The key steps to be followed in removing waste from a service are:

  • Re-engineer the service using a TO-BE design that provides a more efficient and controlled service – making use of procedures, templates and workflow.
  • This reduces service delivery costs in two ways: (1) Reducing the fee earner time required to perform the service and (2) Performing the work using a lower cost blend of personnel (i.e. work pushed down to more junior and less expensive personnel) or automating it. Our work on service re-engineering over the past decade has shown that typically 25-50% of this cost can be removed.
  • Maintain service quality by placing work elements at the skill level at which it can be performed at least to the same level of quality as before (through use of codification into procedures and templates and then personnel trained to these methods). In our experience service quality and responsiveness is actually improved post re-engineering.
  • Use the freed up personnel to perform other work (thus yielding cost avoidance) or made redundant (yielding cost reduction).
  • Generate new revenue using experienced personnel who have been freed up by re-engineering, to work on more complex and higher margin work – if the firm had opportunities which would have needed new hires to meet.

Stop wastes returning!

It is important in a people-based business to ensure that costs don’t ‘drift back’, especially into the delivery of fee earning work. This is why new working methods need to be supported by standardisation of repetitive work elements, making use of procedures and templates. Case Management and workflow systems can help ‘lock in’ new procedures. New metrics should be put in place to monitor time spent on matters by work element and fee earner type – to both ensure that target times are being met and also to support continuous improvement.

Conclusions

A waste-focused approach to reducing service costs in professional service firms is powerful in enabling services to be delivered at a lower cost and at least equal quality and service as before. This is not the case with the more typical people-focused redundancy approach – which can significantly impact clients through reduced service quality.

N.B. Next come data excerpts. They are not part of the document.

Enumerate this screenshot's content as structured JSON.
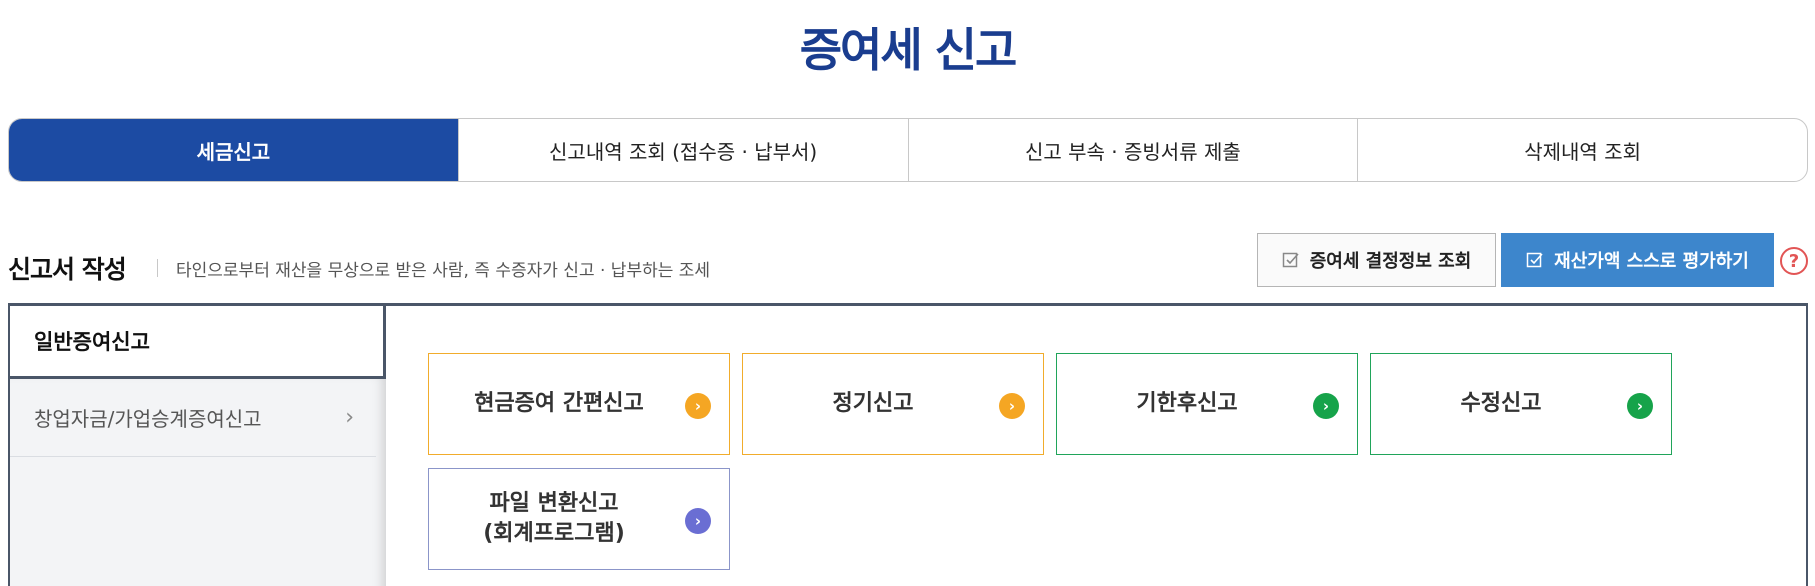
{
  "page": {
    "title": "증여세 신고"
  },
  "tabs": [
    {
      "label": "세금신고",
      "active": true
    },
    {
      "label": "신고내역 조회 (접수증 · 납부서)",
      "active": false
    },
    {
      "label": "신고 부속 · 증빙서류 제출",
      "active": false
    },
    {
      "label": "삭제내역 조회",
      "active": false
    }
  ],
  "section": {
    "title": "신고서 작성",
    "description": "타인으로부터 재산을 무상으로 받은 사람, 즉 수증자가 신고 · 납부하는 조세"
  },
  "actions": {
    "info_button": "증여세 결정정보 조회",
    "eval_button": "재산가액 스스로 평가하기",
    "help_icon": "?"
  },
  "side_menu": {
    "active_item": "일반증여신고",
    "items": [
      {
        "label": "창업자금/가업승계증여신고",
        "chevron": "›"
      }
    ]
  },
  "cards": [
    {
      "label": "현금증여 간편신고",
      "color": "#f5a623"
    },
    {
      "label": "정기신고",
      "color": "#f5a623"
    },
    {
      "label": "기한후신고",
      "color": "#16a34a"
    },
    {
      "label": "수정신고",
      "color": "#16a34a"
    },
    {
      "label_line1": "파일 변환신고",
      "label_line2": "(회계프로그램)",
      "color": "#6a6ed3"
    }
  ],
  "card_arrow": "›",
  "colors": {
    "brand_blue": "#1a3d8f",
    "tab_active": "#1c4ba3",
    "eval_button": "#3d86cc",
    "help_red": "#e25555"
  }
}
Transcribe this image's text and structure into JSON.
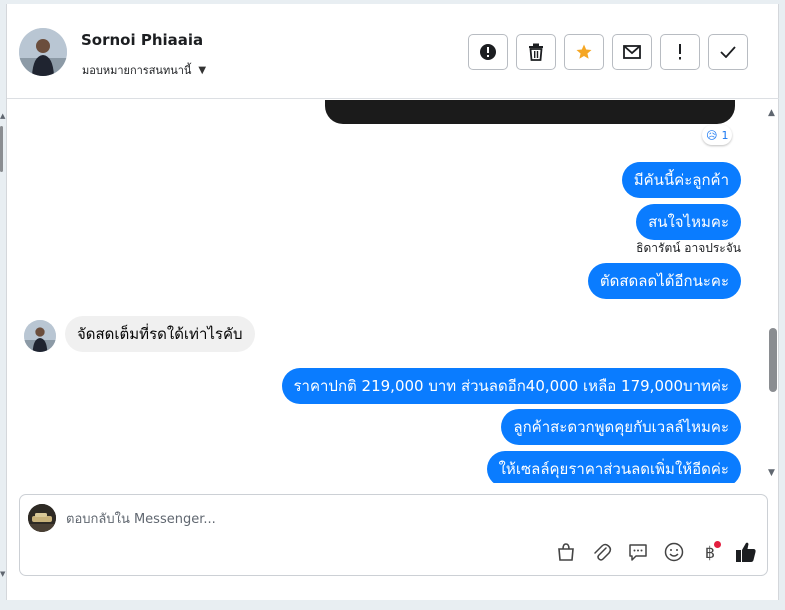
{
  "header": {
    "contact_name": "Sornoi Phiaaia",
    "assign_label": "มอบหมายการสนทนานี้",
    "actions": [
      {
        "name": "report-button",
        "icon": "alert-circle-icon"
      },
      {
        "name": "delete-button",
        "icon": "trash-icon"
      },
      {
        "name": "star-button",
        "icon": "star-icon"
      },
      {
        "name": "mark-unread-button",
        "icon": "envelope-icon"
      },
      {
        "name": "important-button",
        "icon": "exclamation-icon"
      },
      {
        "name": "done-button",
        "icon": "checkmark-icon"
      }
    ]
  },
  "conversation": {
    "reaction": {
      "emoji": "😥",
      "count": "1"
    },
    "sender_note": "ธิดารัตน์ อาจประจัน",
    "messages": [
      {
        "dir": "out",
        "text": "มีคันนี้ค่ะลูกค้า"
      },
      {
        "dir": "out",
        "text": "สนใจไหมคะ"
      },
      {
        "dir": "out",
        "text": "ตัดสดลดได้อีกนะคะ"
      },
      {
        "dir": "in",
        "text": "จัดสดเต็มที่รดใด้เท่าไรคับ"
      },
      {
        "dir": "out",
        "text": "ราคาปกติ 219,000 บาท ส่วนลดอีก40,000 เหลือ 179,000บาทค่ะ"
      },
      {
        "dir": "out",
        "text": "ลูกค้าสะดวกพูดคุยกับเวลล์ไหมคะ"
      },
      {
        "dir": "out",
        "text": "ให้เซลล์คุยราคาส่วนลดเพิ่มให้อีดค่ะ"
      }
    ]
  },
  "composer": {
    "placeholder": "ตอบกลับใน Messenger...",
    "baht_symbol": "฿",
    "tools": [
      "bag-icon",
      "paperclip-icon",
      "chat-bubble-icon",
      "smiley-icon",
      "baht-icon",
      "thumbs-up-icon"
    ]
  },
  "colors": {
    "outgoing_bubble": "#0a7cff",
    "incoming_bubble": "#f0f0f0",
    "notification_dot": "#e41e3f",
    "star": "#f5a623"
  }
}
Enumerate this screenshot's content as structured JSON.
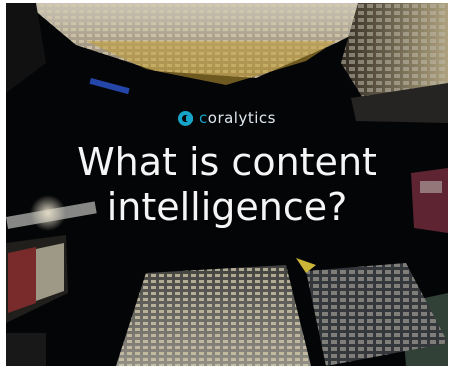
{
  "brand": {
    "prefix": "c",
    "name": "oralytics",
    "accent_color": "#16a4c9",
    "icon": "coralytics-logo-icon"
  },
  "headline": {
    "line1": "What is content",
    "line2": "intelligence?"
  },
  "colors": {
    "background": "#050608",
    "text": "#f5f5f5"
  }
}
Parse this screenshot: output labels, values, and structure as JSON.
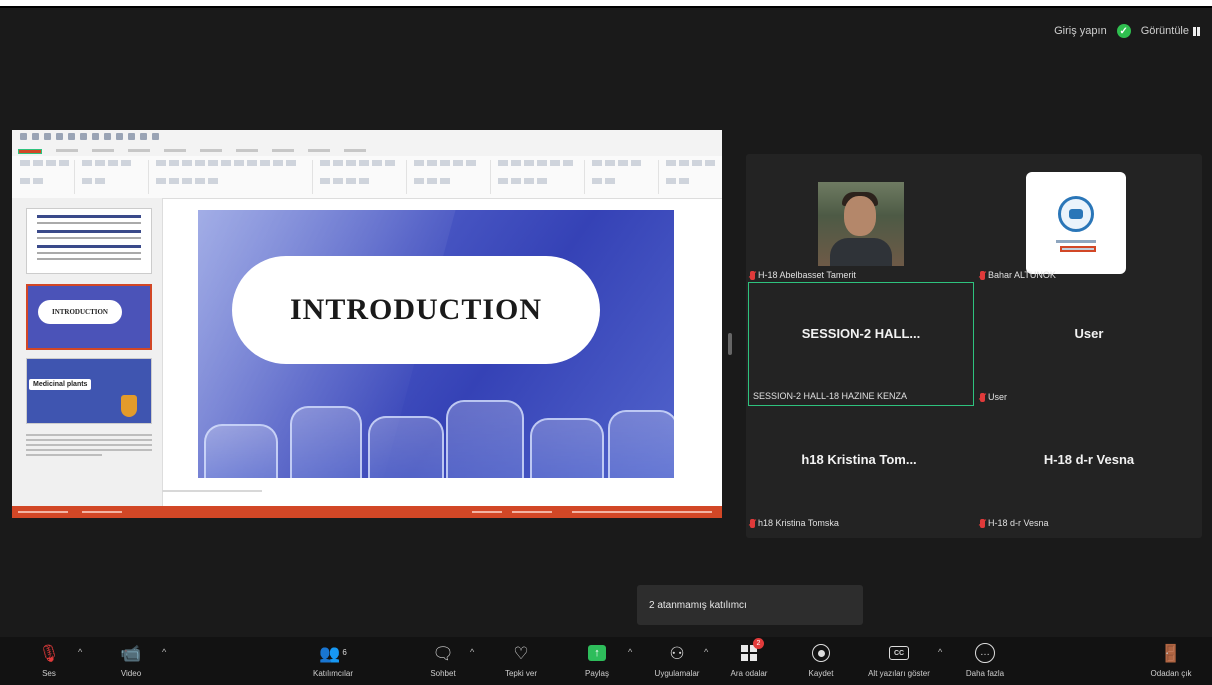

Lean-based cost reduction is a powerful approach
that is seldom used effectively in professional service firms.

One key reason for this is that few of these firms have ‘process-thinking’ in place to enable process-based improvement. This is changing with the increasingly competitive landscape for services and the accelerating use of IT and the internet for digital services delivery.

Firms should seize this approach and make it part
of their ‘transformation toolbox’ to enable a successful
response to the business challenges of Brexit.